Long johns are a godsend. This deserves stating. Perhaps, I never wore them when I was younger because I was invested in “fashion” and feeling cool. Now, I’m much more invested in feeling warm. So, I put on my long johns, the tops and bottoms. I dither between sweatpants or spandex to wear over top of them. One pair of socks or two? Fur-lined boots or rain-proof wellies? Mitten gloves or the ones that separate out your fingers? A scarf or none at all? A windbreaking zip-up or a full-on coat? The options delight me.

And once I’m outside and a few steps into my morning walk, I find out whether I did it right. Do I feel warm enough? Will my body survive this season of life? This whole ritual of matching my insides with what’s outside resounds in my ears when I reflect on a text exchange with my best friend of 18 years, when she tells me she lost her brother suddenly and relatedly that her “faith is strong”: “You can be a thermometer or a thermostat.” She writes. One tells the temperature, and one sets it —I quickly do the math in my head.

“The whole point of faith is having peace thru it all…we gotta choose to receive that peace because it’s not like it automatically kicks in. We gotta set the thermostat for it.”

My other beloved friend tells me that she’s juggling the emotional turmoil of waiting to hear back from or news of her missing family member, that alongside watching the preparations for a change of government in the USA. Strange times.

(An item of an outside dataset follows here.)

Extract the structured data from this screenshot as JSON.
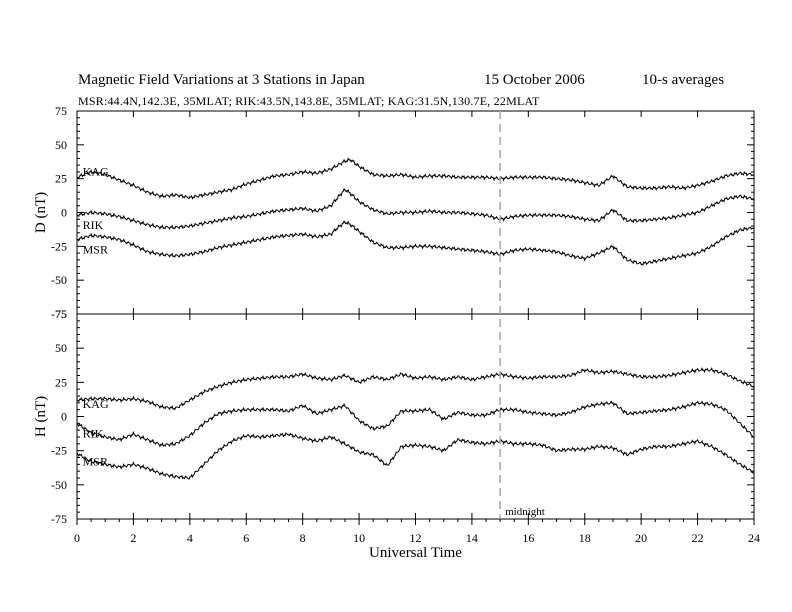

A lesson I learned in my plant medicine class in Lagos included the following: there is this concept of peristalsis. It is what our organs do to move food + nutrients + waste through our digestive system. Google it and find this incredibly poetic and apt description, that "Peristalsis is a radially symmetrical contraction and relaxation of muscles that propagates in a wave down a tube...."

Meaning our bodies are literally made for holding conflicting “radically symmetrical” movements. Could one ever mistake this as random?

Bearing witness to people whose faith rises in the face of uncertainty and trauma allows me to see that God is rigorously at work. And that he built these internal levers to activate a level of joy and peace that can only specifically follow episodes of being mangled up by the world, over and over, again.

There are no real words to fathom this. What a world we live in. What a world.